Self Esteem - Prioritise Pleasure
"All the fucked up shit I did thinking it would make me happy ... very little of it did really."
Album: Prioritise Pleasure [2nd album]
Genre: Pop, Art Pop
Recorded:
Album Release: October 22nd 2021
Single Release: July 7th 2021 [2nd single]
Length: 4:05
Producer: Johan Hugo Karlberg
Vocalist: Rebecca Taylor [age 35]
Label: Fiction Records [subsidiary of Univeral]
Official Video
Charts, Streams & Sales
UK (albums): #11
Spotify: Over 3.5 million
YouTube Music: Over 400 thousand
Mercury Prize Nominee 2022 [losing to Little Simz]
NME Best Albums of 2021: #4
The Guardian's Best Albums of 2021: #1
The Times Best Albums of 2021: #1
Instruments
Bass, drum machine, keyboards, synthesizer, violin
Details
- Self Esteem is the stage name of British singer Rebecca Taylor. Most
soloists release music under their own name. When a person decides to
use a moniker, it is therefore a deliberate choice that imposes a level
of artifice upon their work, serving as a dividing line that separates
the person from their persona. Instead of being an extension of the
singer, the songs become carefully constructed things in their own
right, designed for a specific purpose, as opposed to a naked expression
of the singers inner life.
The internal life is still expressed, but more selectively, in a way that has additional layers of sophistication. Taylor describes the themes of "sex, sense of self, heartbreak and defiance" as always present in her music. Indeed, when thinking of a name for herself, the two candidates she had in mind were 'Sex Appeal' and 'Self Esteem'.

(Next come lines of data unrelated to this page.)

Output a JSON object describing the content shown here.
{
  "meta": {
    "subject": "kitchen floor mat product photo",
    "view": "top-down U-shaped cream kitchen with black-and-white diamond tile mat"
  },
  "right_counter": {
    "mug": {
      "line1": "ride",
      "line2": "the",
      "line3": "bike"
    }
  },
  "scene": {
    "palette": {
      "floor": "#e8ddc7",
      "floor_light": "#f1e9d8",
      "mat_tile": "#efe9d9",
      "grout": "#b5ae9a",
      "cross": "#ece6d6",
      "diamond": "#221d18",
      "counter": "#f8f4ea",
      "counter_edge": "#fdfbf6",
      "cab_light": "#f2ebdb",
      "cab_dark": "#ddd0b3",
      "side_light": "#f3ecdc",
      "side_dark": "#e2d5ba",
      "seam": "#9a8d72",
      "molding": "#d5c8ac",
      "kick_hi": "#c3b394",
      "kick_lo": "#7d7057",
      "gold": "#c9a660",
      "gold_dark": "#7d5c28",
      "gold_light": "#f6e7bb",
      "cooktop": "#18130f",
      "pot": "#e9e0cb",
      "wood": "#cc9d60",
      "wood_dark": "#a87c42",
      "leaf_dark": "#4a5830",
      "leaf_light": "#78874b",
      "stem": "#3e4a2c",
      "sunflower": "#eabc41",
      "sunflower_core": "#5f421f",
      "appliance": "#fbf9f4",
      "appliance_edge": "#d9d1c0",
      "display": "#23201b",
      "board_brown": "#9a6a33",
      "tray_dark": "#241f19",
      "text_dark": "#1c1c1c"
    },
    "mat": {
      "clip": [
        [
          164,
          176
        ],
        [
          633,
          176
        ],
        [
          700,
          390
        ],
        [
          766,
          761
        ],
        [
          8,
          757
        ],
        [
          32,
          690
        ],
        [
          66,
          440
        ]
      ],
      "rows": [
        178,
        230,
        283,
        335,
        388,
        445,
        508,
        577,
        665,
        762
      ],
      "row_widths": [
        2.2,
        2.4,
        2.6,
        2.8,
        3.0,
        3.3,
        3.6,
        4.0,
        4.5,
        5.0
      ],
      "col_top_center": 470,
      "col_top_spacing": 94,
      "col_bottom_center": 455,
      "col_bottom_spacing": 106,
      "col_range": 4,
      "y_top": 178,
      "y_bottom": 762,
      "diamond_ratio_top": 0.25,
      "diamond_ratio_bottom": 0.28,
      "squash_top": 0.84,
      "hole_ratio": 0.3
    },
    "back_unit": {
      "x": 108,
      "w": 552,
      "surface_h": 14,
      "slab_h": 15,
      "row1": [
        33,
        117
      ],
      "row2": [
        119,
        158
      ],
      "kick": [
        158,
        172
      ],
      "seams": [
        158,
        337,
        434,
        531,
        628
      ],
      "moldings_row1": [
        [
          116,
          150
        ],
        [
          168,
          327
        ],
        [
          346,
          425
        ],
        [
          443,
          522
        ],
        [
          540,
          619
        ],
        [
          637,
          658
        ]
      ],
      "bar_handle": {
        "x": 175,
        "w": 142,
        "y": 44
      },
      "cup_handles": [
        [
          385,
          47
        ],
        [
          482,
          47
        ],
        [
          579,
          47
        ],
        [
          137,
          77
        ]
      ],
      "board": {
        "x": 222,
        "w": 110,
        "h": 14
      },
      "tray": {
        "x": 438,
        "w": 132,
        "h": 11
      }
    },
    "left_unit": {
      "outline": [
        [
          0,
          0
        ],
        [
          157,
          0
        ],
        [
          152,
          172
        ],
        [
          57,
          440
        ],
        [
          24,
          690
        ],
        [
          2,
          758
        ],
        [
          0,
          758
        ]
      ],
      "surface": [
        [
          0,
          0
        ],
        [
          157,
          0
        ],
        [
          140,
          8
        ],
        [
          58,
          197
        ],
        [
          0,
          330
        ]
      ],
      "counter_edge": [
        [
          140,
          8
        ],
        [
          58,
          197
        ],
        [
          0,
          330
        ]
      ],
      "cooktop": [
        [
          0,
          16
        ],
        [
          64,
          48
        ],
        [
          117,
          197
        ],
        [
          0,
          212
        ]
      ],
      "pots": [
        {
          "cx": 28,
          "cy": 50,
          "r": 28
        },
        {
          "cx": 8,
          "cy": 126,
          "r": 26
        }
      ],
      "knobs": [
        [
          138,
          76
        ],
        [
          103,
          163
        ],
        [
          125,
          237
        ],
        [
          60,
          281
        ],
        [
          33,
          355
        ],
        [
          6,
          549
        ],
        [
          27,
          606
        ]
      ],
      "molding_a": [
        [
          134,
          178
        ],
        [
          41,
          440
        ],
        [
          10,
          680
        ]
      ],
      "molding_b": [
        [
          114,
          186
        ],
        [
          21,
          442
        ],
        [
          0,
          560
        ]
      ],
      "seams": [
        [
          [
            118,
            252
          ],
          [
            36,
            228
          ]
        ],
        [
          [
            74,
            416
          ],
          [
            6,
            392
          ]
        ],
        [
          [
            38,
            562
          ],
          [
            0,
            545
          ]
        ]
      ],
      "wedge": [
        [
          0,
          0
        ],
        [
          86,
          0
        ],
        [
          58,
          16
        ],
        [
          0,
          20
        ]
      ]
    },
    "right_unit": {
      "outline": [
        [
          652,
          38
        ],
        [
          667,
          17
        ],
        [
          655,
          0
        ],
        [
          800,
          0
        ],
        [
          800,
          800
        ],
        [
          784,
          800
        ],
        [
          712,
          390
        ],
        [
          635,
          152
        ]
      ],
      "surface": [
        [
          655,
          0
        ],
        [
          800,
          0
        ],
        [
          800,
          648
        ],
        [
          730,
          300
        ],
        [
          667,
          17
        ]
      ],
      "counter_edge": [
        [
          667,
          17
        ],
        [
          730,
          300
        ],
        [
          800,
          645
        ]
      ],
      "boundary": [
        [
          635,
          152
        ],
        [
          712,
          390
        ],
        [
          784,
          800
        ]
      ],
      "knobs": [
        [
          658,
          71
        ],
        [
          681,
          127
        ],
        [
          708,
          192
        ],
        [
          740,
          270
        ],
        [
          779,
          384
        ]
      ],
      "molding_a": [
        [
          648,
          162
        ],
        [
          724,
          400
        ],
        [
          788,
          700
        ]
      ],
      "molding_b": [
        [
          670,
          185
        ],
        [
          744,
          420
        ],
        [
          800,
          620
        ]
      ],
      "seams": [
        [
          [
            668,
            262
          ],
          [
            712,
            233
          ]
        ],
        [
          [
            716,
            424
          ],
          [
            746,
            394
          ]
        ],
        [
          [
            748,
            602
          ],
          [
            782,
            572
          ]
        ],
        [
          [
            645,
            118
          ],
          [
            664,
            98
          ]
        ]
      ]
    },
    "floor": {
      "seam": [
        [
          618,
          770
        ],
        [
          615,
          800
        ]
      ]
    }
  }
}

When an artist includes certain themes in their work they also, inevitably, exclude others, in a way that's revealing. Self-esteem, the concept, has for an ugly sister self-doubt, and we most often yearn for a thing when we have the lack of it. For example, it's the starving person who can't stop thinking about food, while the well-fed have their minds occupied with other pursuits.
This delicate balance, between confidence and doubt, self-acceptance and shame, resonates in the work of Self Esteem, and for me, is what makes it so interesting. 'Prioritise Pleasure' is about self-acceptance and being unafraid to chase your goals, but it's self-acceptance in the face of social pressure to conform to the stereotype of a demure woman who prioritises other people above herself. The tone is positive, but the overall context, standing-up against a judgmental society, is one fraught with conflict.
Rebecca Taylor is, in her own words, "a big girl, a sturdy girl", in an industry obsessed with painfully thin beauty standards that border on the abusive. It must take confidence for her to stand on stage and say "this is me! I'm not perfect, and that's okay." Yes, from behind a guise, but the guise provides her with the space necessary to come into the public eye as an imperfect person, and challenge those very notions of perfection, by daring to be flawed in the spotlight. - Taylor is such a big fan of Queen that she designed her logo to look like the signature of Freddie Mercury.
- 'Prioritise Pleasure' is in a 3/3 time signature.
- The music on 'Prioritise Pleasure' is brash, bold, pulsing, sexual and self-indulgent. It tells a story of a woman realising her lifestyle of late nights and casual sex isn't bringing her happiness and the narrative thread of one song carries over into the next. 'I Do This All the Time' literally ends mid-verse. By the end of the album, there's a sense of hard-earned personal growth and self-acceptance, made valuable because of the bruises Taylor picked up along the way.